Dapsone gel, 5%, was evaluated for 12 weeks in four controlled trials for local cutaneous events in 1819 subjects. The most common events reported from these studies include oiliness/peeling, dryness, and erythema. These data are shown by severity in Table 1 below.

Table 1 – Application Site Adverse Reactions by Maximum Severity
Dapsone(N=1819) Vehicle(N=1660)
Application Site Event Mild Moderate Severe Mild Moderate Severe
Erythema 9% 5% <1% 9% 6% <1%
Dryness 14% 3% <1% 14% 4% <1%
Oiliness/Peeling 13% 6% <1% 15% 6% <1%

The adverse reactions occurring in at least 1% of subjects in either arm in the four vehicle controlled trials are presented in Table 2.

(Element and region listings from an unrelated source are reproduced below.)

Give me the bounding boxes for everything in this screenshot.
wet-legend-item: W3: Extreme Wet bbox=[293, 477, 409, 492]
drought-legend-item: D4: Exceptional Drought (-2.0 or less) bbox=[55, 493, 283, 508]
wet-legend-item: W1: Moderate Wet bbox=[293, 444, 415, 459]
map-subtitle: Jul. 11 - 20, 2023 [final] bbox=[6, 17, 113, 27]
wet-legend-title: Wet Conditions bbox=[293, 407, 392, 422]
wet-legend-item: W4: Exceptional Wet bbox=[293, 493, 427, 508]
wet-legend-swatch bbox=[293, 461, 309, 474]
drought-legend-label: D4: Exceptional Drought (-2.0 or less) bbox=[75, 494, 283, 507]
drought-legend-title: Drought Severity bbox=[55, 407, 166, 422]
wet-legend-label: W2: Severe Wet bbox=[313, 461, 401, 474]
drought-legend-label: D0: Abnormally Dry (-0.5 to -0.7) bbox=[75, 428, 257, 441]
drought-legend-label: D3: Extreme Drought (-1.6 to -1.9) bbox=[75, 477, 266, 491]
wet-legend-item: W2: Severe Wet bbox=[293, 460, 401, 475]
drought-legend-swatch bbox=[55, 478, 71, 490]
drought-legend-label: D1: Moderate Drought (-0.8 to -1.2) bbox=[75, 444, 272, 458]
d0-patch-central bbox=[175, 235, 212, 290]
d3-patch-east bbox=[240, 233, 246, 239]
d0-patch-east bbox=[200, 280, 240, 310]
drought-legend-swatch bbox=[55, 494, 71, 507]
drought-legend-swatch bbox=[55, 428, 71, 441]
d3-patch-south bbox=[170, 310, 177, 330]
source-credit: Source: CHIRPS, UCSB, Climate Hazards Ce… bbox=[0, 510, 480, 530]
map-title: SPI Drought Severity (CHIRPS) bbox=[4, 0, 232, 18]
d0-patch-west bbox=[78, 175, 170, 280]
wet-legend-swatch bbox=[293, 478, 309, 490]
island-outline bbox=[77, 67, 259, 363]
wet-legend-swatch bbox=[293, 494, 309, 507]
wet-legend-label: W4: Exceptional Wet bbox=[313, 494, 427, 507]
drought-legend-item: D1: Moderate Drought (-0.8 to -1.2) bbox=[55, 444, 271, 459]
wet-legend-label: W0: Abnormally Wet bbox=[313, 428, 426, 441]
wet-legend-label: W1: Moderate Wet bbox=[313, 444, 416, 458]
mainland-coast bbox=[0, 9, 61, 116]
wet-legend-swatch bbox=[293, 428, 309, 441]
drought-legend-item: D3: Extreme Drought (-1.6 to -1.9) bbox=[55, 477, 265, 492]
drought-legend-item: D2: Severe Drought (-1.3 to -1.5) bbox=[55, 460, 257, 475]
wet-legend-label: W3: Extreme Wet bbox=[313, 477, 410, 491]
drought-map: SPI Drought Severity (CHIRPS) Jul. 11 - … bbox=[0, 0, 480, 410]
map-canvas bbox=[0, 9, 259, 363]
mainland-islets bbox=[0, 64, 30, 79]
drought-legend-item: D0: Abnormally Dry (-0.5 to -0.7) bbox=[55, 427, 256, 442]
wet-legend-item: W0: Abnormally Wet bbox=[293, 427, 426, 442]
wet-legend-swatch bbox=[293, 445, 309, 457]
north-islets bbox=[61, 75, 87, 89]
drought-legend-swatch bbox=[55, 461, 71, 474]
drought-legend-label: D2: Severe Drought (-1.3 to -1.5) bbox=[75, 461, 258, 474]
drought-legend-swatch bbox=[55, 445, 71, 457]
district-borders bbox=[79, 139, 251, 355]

Table 2 – Adverse Reactions Occurring in at Least 1% of Subjects
DapsoneN=1819 VehicleN=1660
Application Site Reaction NOS 18% 20%
Application Site Dryness 16% 17%
Application Site Erythema 13% 14%
Application Site Burning 1% 2%
Application Site Pruritus 1% 1%
Pyrexia 1% 1%
Nasopharyngitis 5% 6%
Upper Respiratory Tract Inf. NOS 3% 3%
Sinusitis NOS 2% 1%
Influenza 1% 1%
Pharyngitis 2% 2%
Cough 2% 2%
Joint Sprain 1% 1%
Headache NOS 4% 4%

NOS = Not otherwise specified

One subject treated with dapsone gel in the clinical trials had facial swelling which led to discontinuation of medication.

In addition, 486 subjects were evaluated in a 12 month safety trial. The adverse event profile in this trial was consistent with that observed in the vehicle-controlled trials.